生命科学、環境、ナノテクノロジー材料・物理、情報通信・数理、地球科学の先端科学技術5分野は、未来へつながる研究分野です。
高度な分析機器や先端科学技術の研究者の協力により高校レベルを超えたほんもの体験が、あなたを待っています。

生命科学

生命科学分野では、DNA操作などの実験を行います。
人は約60兆個の細胞からなり、その一つ一つにたくさんのDNAの遺伝子情報が含まれ、血液型や瞳の色などを決めます。「生命科学」では、細胞や遺伝子などのさまざまなスケールで生命現象の仕組みを学びます。

環境

100年後の地球では、平均気温が4℃上昇し、日本では真夏日が100日以上になるという予測があります。

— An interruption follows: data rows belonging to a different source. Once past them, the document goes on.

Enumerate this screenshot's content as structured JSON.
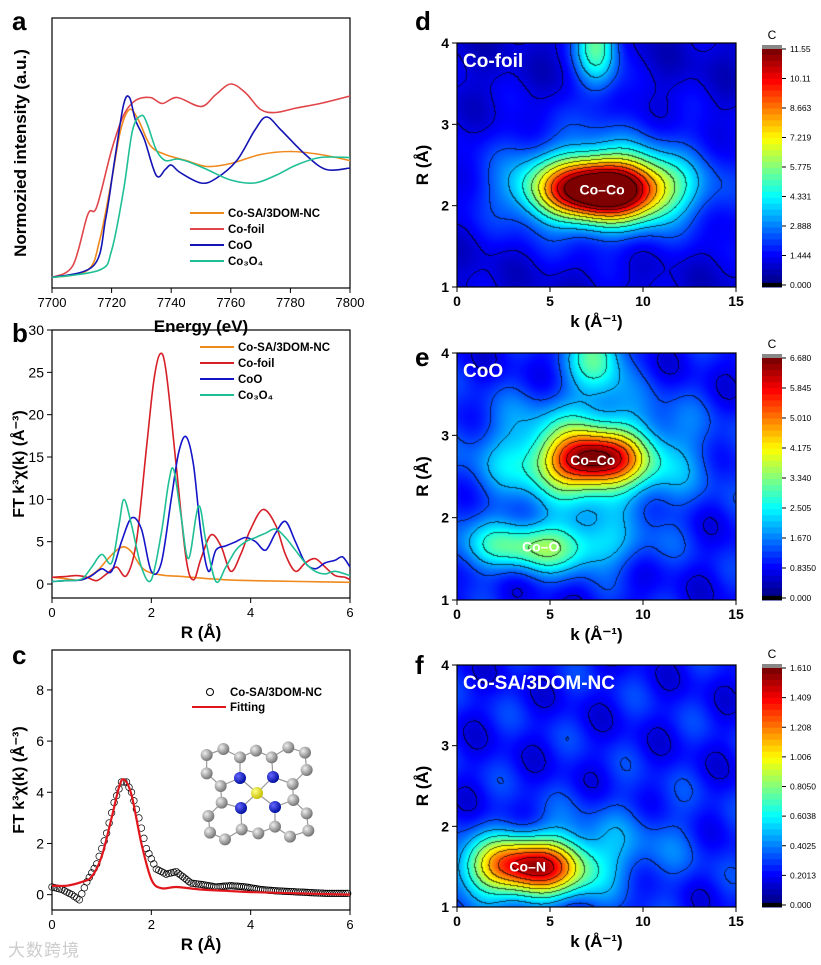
{
  "watermark": "大数跨境",
  "chart_data": [
    {
      "id": "a",
      "panel_label": "a",
      "type": "line",
      "xlabel": "Energy (eV)",
      "ylabel": "Normozied intensity (a.u.)",
      "xlim": [
        7700,
        7800
      ],
      "xticks": [
        7700,
        7720,
        7740,
        7760,
        7780,
        7800
      ],
      "ylim": [
        -0.05,
        1.75
      ],
      "yticks": [],
      "legend_position": "center-right",
      "series": [
        {
          "name": "Co-SA/3DOM-NC",
          "color": "#f08a1e",
          "x": [
            7700,
            7712,
            7716,
            7720,
            7723,
            7726,
            7729,
            7733,
            7738,
            7745,
            7752,
            7760,
            7770,
            7780,
            7790,
            7800
          ],
          "y": [
            0.02,
            0.07,
            0.27,
            0.67,
            1.0,
            1.14,
            1.07,
            0.9,
            0.84,
            0.8,
            0.76,
            0.78,
            0.84,
            0.86,
            0.84,
            0.8
          ]
        },
        {
          "name": "Co-foil",
          "color": "#e0454a",
          "x": [
            7700,
            7707,
            7712,
            7715,
            7720,
            7724,
            7728,
            7733,
            7737,
            7742,
            7750,
            7755,
            7760,
            7765,
            7770,
            7775,
            7782,
            7790,
            7800
          ],
          "y": [
            0.02,
            0.1,
            0.44,
            0.49,
            0.87,
            1.1,
            1.2,
            1.22,
            1.18,
            1.22,
            1.16,
            1.24,
            1.31,
            1.25,
            1.14,
            1.12,
            1.15,
            1.18,
            1.23
          ]
        },
        {
          "name": "CoO",
          "color": "#1414b4",
          "x": [
            7700,
            7714,
            7718,
            7721,
            7724,
            7726,
            7728,
            7731,
            7735,
            7738,
            7740,
            7743,
            7750,
            7755,
            7762,
            7768,
            7772,
            7777,
            7785,
            7792,
            7800
          ],
          "y": [
            0.02,
            0.1,
            0.41,
            0.8,
            1.17,
            1.22,
            1.07,
            0.94,
            0.7,
            0.74,
            0.77,
            0.72,
            0.65,
            0.68,
            0.8,
            1.0,
            1.09,
            1.0,
            0.84,
            0.74,
            0.75
          ]
        },
        {
          "name": "Co₃O₄",
          "color": "#1fbf95",
          "x": [
            7700,
            7716,
            7720,
            7724,
            7727,
            7730,
            7732,
            7735,
            7738,
            7742,
            7746,
            7752,
            7760,
            7768,
            7775,
            7782,
            7790,
            7800
          ],
          "y": [
            0.02,
            0.07,
            0.2,
            0.6,
            1.0,
            1.1,
            1.04,
            0.87,
            0.8,
            0.81,
            0.79,
            0.74,
            0.67,
            0.65,
            0.7,
            0.77,
            0.82,
            0.82
          ]
        }
      ]
    },
    {
      "id": "b",
      "panel_label": "b",
      "type": "line",
      "xlabel": "R (Å)",
      "ylabel": "FT k³χ(k) (Å⁻³)",
      "xlim": [
        0,
        6
      ],
      "xticks": [
        0,
        2,
        4,
        6
      ],
      "ylim": [
        -1.65,
        30
      ],
      "yticks": [
        0,
        5,
        10,
        15,
        20,
        25,
        30
      ],
      "legend_position": "top-right",
      "series": [
        {
          "name": "Co-SA/3DOM-NC",
          "color": "#f08a1e",
          "x": [
            0,
            0.3,
            0.6,
            0.9,
            1.1,
            1.3,
            1.45,
            1.6,
            1.8,
            2.0,
            2.3,
            2.6,
            3.0,
            3.5,
            4,
            5,
            6
          ],
          "y": [
            0.8,
            0.6,
            0.5,
            1.5,
            2.8,
            4.0,
            4.4,
            3.8,
            2.0,
            1.3,
            1.0,
            0.9,
            0.7,
            0.5,
            0.4,
            0.3,
            0.2
          ]
        },
        {
          "name": "Co-foil",
          "color": "#d61f26",
          "x": [
            0,
            0.3,
            0.5,
            0.7,
            0.9,
            1.1,
            1.3,
            1.5,
            1.7,
            1.9,
            2.05,
            2.18,
            2.3,
            2.5,
            2.7,
            2.85,
            3.0,
            3.2,
            3.4,
            3.6,
            3.8,
            4.0,
            4.25,
            4.5,
            4.7,
            4.9,
            5.1,
            5.3,
            5.5,
            5.7,
            5.9,
            6.0
          ],
          "y": [
            0.8,
            0.9,
            1.0,
            0.8,
            0.4,
            1.2,
            2.0,
            1.0,
            5,
            16,
            24,
            27.2,
            25,
            14,
            3,
            0.5,
            3,
            5.8,
            4.5,
            1.5,
            3.5,
            6.5,
            8.8,
            7,
            3.5,
            1.5,
            2.5,
            3,
            2,
            1,
            0.8,
            0.5
          ]
        },
        {
          "name": "CoO",
          "color": "#1414c8",
          "x": [
            0,
            0.3,
            0.6,
            0.8,
            1.0,
            1.2,
            1.4,
            1.6,
            1.8,
            2.0,
            2.2,
            2.4,
            2.55,
            2.7,
            2.85,
            3.0,
            3.15,
            3.3,
            3.5,
            3.7,
            3.9,
            4.1,
            4.3,
            4.5,
            4.7,
            4.9,
            5.1,
            5.3,
            5.5,
            5.7,
            5.85,
            6.0
          ],
          "y": [
            0.3,
            0.4,
            0.5,
            1.0,
            1.8,
            1.5,
            5,
            7.8,
            6.5,
            1.5,
            2.5,
            10,
            15.5,
            17.4,
            14,
            6,
            1.5,
            4,
            4.5,
            5,
            5.5,
            5,
            4,
            6,
            7.4,
            5,
            2.5,
            1.8,
            2.5,
            2.8,
            3.2,
            2.0
          ]
        },
        {
          "name": "Co₃O₄",
          "color": "#1fbf95",
          "x": [
            0,
            0.3,
            0.6,
            0.8,
            1.0,
            1.2,
            1.35,
            1.45,
            1.6,
            1.8,
            2.0,
            2.2,
            2.35,
            2.45,
            2.6,
            2.75,
            2.95,
            3.1,
            3.3,
            3.5,
            3.7,
            3.9,
            4.1,
            4.3,
            4.5,
            4.7,
            4.9,
            5.1,
            5.3,
            5.5,
            5.7,
            6.0
          ],
          "y": [
            0.3,
            0.4,
            0.6,
            2.0,
            3.5,
            2.5,
            7,
            10,
            7,
            2.0,
            0.5,
            6,
            12,
            13.5,
            8,
            3,
            9.2,
            5,
            0.3,
            2,
            4,
            5,
            5.5,
            6,
            6.5,
            5.5,
            4,
            2.5,
            1.5,
            1.2,
            1.5,
            1.0
          ]
        }
      ]
    },
    {
      "id": "c",
      "panel_label": "c",
      "type": "scatter",
      "xlabel": "R (Å)",
      "ylabel": "FT k³χ(k) (Å⁻³)",
      "xlim": [
        0,
        6
      ],
      "xticks": [
        0,
        2,
        4,
        6
      ],
      "ylim": [
        -0.6,
        9.56
      ],
      "yticks": [
        0,
        2,
        4,
        6,
        8
      ],
      "legend_position": "top-right",
      "series": [
        {
          "name": "Co-SA/3DOM-NC",
          "color": "#000000",
          "marker": "open-circle",
          "x": [
            0,
            0.2,
            0.4,
            0.55,
            0.7,
            0.9,
            1.1,
            1.25,
            1.4,
            1.5,
            1.6,
            1.75,
            1.9,
            2.1,
            2.3,
            2.5,
            2.8,
            3.0,
            3.3,
            3.6,
            3.9,
            4.2,
            4.5,
            5,
            5.5,
            6
          ],
          "y": [
            0.3,
            0.2,
            0.0,
            -0.2,
            0.5,
            1.2,
            2.4,
            3.6,
            4.4,
            4.4,
            4.0,
            3.0,
            1.8,
            1.0,
            0.8,
            0.9,
            0.45,
            0.4,
            0.3,
            0.35,
            0.3,
            0.2,
            0.15,
            0.1,
            0.05,
            0.05
          ]
        },
        {
          "name": "Fitting",
          "color": "#e0161c",
          "marker": "line",
          "x": [
            0,
            0.3,
            0.6,
            0.8,
            1.0,
            1.2,
            1.35,
            1.45,
            1.6,
            1.8,
            2.0,
            2.2,
            2.5,
            3.0,
            3.5,
            4,
            5,
            6
          ],
          "y": [
            0.35,
            0.35,
            0.5,
            0.7,
            1.5,
            3.0,
            4.2,
            4.5,
            3.9,
            2.0,
            0.6,
            0.25,
            0.3,
            0.2,
            0.15,
            0.1,
            0.05,
            0.0
          ]
        }
      ]
    },
    {
      "id": "d",
      "panel_label": "d",
      "type": "heatmap",
      "title": "Co-foil",
      "xlabel": "k (Å⁻¹)",
      "ylabel": "R (Å)",
      "xlim": [
        0,
        15
      ],
      "xticks": [
        0,
        5,
        10,
        15
      ],
      "ylim": [
        1,
        4
      ],
      "yticks": [
        1,
        2,
        3,
        4
      ],
      "colorbar": {
        "title": "C",
        "max": 11.55,
        "ticks": [
          "0.000",
          "1.444",
          "2.888",
          "4.331",
          "5.775",
          "7.219",
          "8.663",
          "10.11",
          "11.55"
        ]
      },
      "base": 1.2,
      "hotspots": [
        {
          "label": "Co–Co",
          "k": 7.8,
          "R": 2.2,
          "value": 11.5,
          "sk": 2.4,
          "sR": 0.26
        },
        {
          "label": "",
          "k": 7.5,
          "R": 4.0,
          "value": 4.5,
          "sk": 0.8,
          "sR": 0.4
        },
        {
          "label": "",
          "k": 8,
          "R": 2.3,
          "value": 2.5,
          "sk": 4.5,
          "sR": 0.5
        }
      ]
    },
    {
      "id": "e",
      "panel_label": "e",
      "type": "heatmap",
      "title": "CoO",
      "xlabel": "k (Å⁻¹)",
      "ylabel": "R (Å)",
      "xlim": [
        0,
        15
      ],
      "xticks": [
        0,
        5,
        10,
        15
      ],
      "ylim": [
        1,
        4
      ],
      "yticks": [
        1,
        2,
        3,
        4
      ],
      "colorbar": {
        "title": "C",
        "max": 6.68,
        "ticks": [
          "0.000",
          "0.8350",
          "1.670",
          "2.505",
          "3.340",
          "4.175",
          "5.010",
          "5.845",
          "6.680"
        ]
      },
      "base": 1.1,
      "hotspots": [
        {
          "label": "Co–Co",
          "k": 7.3,
          "R": 2.7,
          "value": 4.0,
          "sk": 1.7,
          "sR": 0.22
        },
        {
          "label": "",
          "k": 7.0,
          "R": 2.75,
          "value": 2.4,
          "sk": 3.8,
          "sR": 0.45
        },
        {
          "label": "Co–O",
          "k": 4.5,
          "R": 1.65,
          "value": 2.4,
          "sk": 3.2,
          "sR": 0.22
        },
        {
          "label": "",
          "k": 7.5,
          "R": 4.0,
          "value": 2.2,
          "sk": 1.0,
          "sR": 0.35
        }
      ]
    },
    {
      "id": "f",
      "panel_label": "f",
      "type": "heatmap",
      "title": "Co-SA/3DOM-NC",
      "xlabel": "k (Å⁻¹)",
      "ylabel": "R (Å)",
      "xlim": [
        0,
        15
      ],
      "xticks": [
        0,
        5,
        10,
        15
      ],
      "ylim": [
        1,
        4
      ],
      "yticks": [
        1,
        2,
        3,
        4
      ],
      "colorbar": {
        "title": "C",
        "max": 1.61,
        "ticks": [
          "0.000",
          "0.2013",
          "0.4025",
          "0.6038",
          "0.8050",
          "1.006",
          "1.208",
          "1.409",
          "1.610"
        ]
      },
      "base": 0.28,
      "hotspots": [
        {
          "label": "Co–N",
          "k": 3.8,
          "R": 1.5,
          "value": 1.3,
          "sk": 2.3,
          "sR": 0.26
        },
        {
          "label": "",
          "k": 9,
          "R": 1.8,
          "value": 0.15,
          "sk": 3,
          "sR": 0.4
        }
      ]
    }
  ]
}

「環境」では、地球上で起こっているさまざまな環境問題にアプローチし、環境の保全を考えます。
実習として、鶴見川や東京湾などの生態調査や環境化学分析などを行います。

ナノテクノロジー材料・物理

ナノテクノロジーとは、10億分の1メートルの世界で原子や分子の配列を自在に制御し、人類にとって有益なナノ材料をつくる技術のことです。
「ナノテク・材料」では、新素材や医療への応用が期待されているナノ材料の生成・観察など超微細な世界を体験します。

情報通信・数理

インターネットや携帯電話の普及など、私たちを取り巻く情報技術は、近年、急速なスピードで発達してきました。「情報通信」では、人間と機械とのコミュニケーションについて考えます。

地球科学

人類の歴史とは比較できないスケールを持つ地球・太陽を分析、研究します。天体観測ドームで太陽を観察したり、岩石の分析や各種研究所のリアルデータを使い天体の解析や地震の解析をおこないます。